Single by Ray Dalton
- Released: January 17, 2020
- Length: 3:11
- Label: Sony Music; Epic Records Germany;
- Songwriter(s): Ray Dalton; Joacim Persson; Sebastian Arman;
- Producer(s): Decco

Ray Dalton singles chronology
| "Bass Down" (2018) | "In My Bones" (2020) | "Good Times Hard Times" (2020) |

Music video
- "In My Bones" on YouTube

= In My Bones =

2020 song by Ray Dalton

"In My Bones" is a single by American singer Ray Dalton. It was released on January 17, 2020. The song was also included on Dalton's debut studio album, Thee Unknown (2024).
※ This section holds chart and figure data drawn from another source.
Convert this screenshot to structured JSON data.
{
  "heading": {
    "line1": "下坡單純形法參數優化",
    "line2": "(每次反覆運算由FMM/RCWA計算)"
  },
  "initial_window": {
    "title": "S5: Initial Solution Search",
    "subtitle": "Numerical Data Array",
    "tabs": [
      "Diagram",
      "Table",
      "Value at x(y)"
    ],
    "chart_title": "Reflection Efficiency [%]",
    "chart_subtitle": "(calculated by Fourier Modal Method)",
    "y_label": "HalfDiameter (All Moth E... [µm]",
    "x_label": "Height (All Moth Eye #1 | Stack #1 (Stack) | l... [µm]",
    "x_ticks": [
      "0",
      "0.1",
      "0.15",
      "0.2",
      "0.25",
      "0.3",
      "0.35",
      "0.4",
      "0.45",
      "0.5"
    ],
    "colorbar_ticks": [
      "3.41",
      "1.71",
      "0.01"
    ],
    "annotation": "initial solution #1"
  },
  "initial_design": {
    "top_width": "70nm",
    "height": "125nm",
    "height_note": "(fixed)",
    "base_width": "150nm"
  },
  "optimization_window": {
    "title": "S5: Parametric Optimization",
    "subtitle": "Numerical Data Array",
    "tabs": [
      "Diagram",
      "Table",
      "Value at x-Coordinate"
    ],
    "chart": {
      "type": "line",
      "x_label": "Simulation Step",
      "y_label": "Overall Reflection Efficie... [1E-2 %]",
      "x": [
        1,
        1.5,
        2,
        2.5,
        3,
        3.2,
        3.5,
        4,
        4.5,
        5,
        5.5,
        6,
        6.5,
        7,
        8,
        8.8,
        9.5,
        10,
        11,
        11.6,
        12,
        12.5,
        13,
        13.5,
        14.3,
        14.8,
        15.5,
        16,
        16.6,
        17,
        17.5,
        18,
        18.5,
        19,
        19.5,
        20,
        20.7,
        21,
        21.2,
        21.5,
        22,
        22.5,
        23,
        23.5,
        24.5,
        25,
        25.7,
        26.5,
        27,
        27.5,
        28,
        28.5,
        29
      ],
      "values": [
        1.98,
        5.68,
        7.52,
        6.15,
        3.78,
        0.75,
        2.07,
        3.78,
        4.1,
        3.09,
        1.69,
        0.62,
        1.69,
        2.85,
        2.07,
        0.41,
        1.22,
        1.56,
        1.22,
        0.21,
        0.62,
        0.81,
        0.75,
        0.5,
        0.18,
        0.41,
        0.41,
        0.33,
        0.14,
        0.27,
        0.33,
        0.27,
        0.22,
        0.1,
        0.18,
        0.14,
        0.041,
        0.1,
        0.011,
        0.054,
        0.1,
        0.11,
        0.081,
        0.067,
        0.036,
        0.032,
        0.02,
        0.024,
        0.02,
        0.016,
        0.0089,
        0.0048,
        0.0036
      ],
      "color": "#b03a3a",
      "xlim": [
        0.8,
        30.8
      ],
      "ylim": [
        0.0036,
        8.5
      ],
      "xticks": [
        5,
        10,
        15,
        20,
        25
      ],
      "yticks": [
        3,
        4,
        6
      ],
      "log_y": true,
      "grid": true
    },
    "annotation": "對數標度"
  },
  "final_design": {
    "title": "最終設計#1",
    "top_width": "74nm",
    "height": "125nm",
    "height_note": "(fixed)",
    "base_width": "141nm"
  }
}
A remix for the song was made by Malik Montana.

== Charts ==

=== Weekly charts ===

Weekly chart performance for "In My Bones"
| Chart (2020) | Peak position |
|---|---|
| Belgium (Ultratop 50 Flanders) | 13 |
| Belgium (Ultratop 50 Wallonia) | 44 |
| CIS (Tophit) | 715 |
| Croatia International Airplay (Top lista) | 26 |
| Czech Republic (Rádio – Top 100) | 2 |
| Finland (Suomen virallinen lista) | 71 |
| France (SNEP) | 83 |
| Poland (Polish Airplay Top 100) | 2 |
| Slovakia (Rádio Top 100) | 2 |

=== Year-end charts ===

Year-end chart performance for "In My Bones"
| Chart (2020) | Position |
|---|---|
| Belgium (Ultratop Flanders) | 48 |
| France (SNEP) | 165 |
| Poland (ZPAV) | 21 |

==Certifications==

| Region | Certification | Certified units/sales |
| Austria (IFPI Austria) | Gold | 15,000^{‡} |
| France (SNEP) | Platinum | 200,000^{‡} |
| Poland (ZPAV) | Platinum | 50,000^{‡} |
^{‡} Sales+streaming figures based on certification alone.